Reputation: 9
I'm using the code below to import the data, but it takes a very long time, knowing that the size of the data is not large only (3.3 megabytes). Is it possible to modify the code or use another method to speed up the data import process?
code:
LOAD CSV WITH HEADERS FROM 'file:///Musae-Github.csv' as line
WITH toInteger(line.source) AS Source, toInteger(line.destination) AS Destination
MERGE (a:person {name:Source})
MERGE (b:person {name:Destination})
MERGE (a)-[:Freind ]-(b)
RETURN *
Upvotes: 0
Views: 480
Reputation: 12684
You can use transaction batching to speed up importing csv files to Neo4j. Also, ensure that you have index on person.name
CREATE INDEX PersonNameIndex IF NOT EXISTS FOR (p:Person) ON (p.name)
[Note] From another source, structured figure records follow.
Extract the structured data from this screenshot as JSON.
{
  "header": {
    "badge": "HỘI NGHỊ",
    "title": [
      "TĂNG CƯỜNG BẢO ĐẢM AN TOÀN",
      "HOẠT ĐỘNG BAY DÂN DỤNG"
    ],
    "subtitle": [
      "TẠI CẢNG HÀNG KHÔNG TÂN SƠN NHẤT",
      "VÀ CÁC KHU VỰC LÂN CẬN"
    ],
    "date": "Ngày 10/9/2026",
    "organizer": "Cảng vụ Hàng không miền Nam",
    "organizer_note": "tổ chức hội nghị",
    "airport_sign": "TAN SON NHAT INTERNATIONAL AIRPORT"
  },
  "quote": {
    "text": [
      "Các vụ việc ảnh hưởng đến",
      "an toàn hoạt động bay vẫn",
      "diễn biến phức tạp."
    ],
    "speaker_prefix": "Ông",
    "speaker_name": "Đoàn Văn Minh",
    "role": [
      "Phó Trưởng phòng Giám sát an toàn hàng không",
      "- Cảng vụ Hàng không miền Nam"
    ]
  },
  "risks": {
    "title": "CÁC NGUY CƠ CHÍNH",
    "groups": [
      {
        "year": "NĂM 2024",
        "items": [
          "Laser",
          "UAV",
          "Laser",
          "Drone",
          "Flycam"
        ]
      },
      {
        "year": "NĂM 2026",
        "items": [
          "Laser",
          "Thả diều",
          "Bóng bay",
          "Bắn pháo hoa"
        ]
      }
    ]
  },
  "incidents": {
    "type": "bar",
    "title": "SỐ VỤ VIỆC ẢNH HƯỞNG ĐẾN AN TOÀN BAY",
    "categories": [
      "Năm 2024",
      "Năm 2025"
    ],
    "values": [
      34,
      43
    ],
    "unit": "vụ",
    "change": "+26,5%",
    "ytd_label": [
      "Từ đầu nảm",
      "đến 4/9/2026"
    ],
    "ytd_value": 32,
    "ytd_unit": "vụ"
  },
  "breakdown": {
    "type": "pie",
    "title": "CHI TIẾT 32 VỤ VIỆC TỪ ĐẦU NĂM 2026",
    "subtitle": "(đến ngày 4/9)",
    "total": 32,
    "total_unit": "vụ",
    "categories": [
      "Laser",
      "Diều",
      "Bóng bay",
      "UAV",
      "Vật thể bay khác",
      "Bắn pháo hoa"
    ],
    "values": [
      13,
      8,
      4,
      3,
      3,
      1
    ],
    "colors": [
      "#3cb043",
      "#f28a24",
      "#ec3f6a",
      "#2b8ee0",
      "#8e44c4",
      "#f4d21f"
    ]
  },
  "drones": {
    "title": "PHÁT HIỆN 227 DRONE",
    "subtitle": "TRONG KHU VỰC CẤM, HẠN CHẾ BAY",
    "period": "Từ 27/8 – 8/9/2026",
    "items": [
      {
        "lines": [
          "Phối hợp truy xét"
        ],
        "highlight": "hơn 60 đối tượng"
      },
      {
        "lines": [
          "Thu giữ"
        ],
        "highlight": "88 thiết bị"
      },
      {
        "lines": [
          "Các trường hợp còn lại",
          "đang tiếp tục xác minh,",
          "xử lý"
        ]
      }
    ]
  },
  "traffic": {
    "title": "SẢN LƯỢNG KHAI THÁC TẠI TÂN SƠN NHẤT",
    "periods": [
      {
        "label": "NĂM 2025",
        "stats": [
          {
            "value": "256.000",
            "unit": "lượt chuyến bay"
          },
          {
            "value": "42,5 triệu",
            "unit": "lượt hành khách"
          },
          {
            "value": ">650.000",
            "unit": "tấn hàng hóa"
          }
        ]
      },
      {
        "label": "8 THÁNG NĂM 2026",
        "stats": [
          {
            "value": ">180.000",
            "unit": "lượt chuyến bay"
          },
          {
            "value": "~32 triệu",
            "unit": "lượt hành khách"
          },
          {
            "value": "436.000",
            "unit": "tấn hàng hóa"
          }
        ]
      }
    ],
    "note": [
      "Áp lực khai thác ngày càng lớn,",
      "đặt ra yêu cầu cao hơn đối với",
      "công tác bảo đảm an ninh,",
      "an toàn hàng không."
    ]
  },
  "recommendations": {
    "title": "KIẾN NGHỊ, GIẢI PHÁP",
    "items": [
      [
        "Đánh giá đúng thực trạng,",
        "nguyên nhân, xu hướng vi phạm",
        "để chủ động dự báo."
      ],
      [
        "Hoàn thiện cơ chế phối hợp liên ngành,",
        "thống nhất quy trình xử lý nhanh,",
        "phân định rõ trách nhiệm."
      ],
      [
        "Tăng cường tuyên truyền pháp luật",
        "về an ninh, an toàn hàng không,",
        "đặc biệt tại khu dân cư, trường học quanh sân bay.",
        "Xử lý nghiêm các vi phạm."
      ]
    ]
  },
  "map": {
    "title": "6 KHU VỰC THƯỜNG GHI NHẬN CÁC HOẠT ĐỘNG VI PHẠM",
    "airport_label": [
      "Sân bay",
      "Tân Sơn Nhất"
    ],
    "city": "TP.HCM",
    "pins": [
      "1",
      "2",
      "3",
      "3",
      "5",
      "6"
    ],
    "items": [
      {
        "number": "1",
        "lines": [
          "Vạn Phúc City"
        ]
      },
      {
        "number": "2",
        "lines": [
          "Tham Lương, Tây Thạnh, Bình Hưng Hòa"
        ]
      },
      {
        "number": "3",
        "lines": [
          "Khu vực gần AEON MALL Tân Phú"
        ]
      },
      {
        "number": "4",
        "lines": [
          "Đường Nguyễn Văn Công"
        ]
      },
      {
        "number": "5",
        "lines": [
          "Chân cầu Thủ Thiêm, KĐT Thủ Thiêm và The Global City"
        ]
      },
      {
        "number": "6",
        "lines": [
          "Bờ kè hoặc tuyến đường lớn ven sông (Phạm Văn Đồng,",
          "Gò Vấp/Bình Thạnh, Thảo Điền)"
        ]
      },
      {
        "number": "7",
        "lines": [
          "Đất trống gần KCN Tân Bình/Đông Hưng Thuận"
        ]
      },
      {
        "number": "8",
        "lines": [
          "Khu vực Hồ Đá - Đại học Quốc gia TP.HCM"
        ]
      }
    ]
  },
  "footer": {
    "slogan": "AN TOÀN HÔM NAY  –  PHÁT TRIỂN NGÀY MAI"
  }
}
Below is the updated script:
CALL apoc.periodic.iterate('
CALL apoc.load.csv('file:///Musae-Github.csv') yield map as line return line
','
WITH toInteger(line.source) AS Source, toInteger(line.destination) AS Destination MERGE (a:Person {name:Source}) MERGE (b:Person {name:Destination}) MERGE (a)-[:Friend ]-(b)
', {batchSize:10000, iterateList:true, parallel:true});
reference: https://neo4j.com/labs/apoc/4.3/import/load-csv/#_transaction_batching
Upvotes: 1
Reputation: 655
Your code looks great, although I don't know if you need to RETURN * at the end.
Try seeing how long it takes just to process the file:
LOAD CSV FROM "yourpathhere" as line
return linenumber(), datetime(), line
This should be very fast.
Upvotes: 0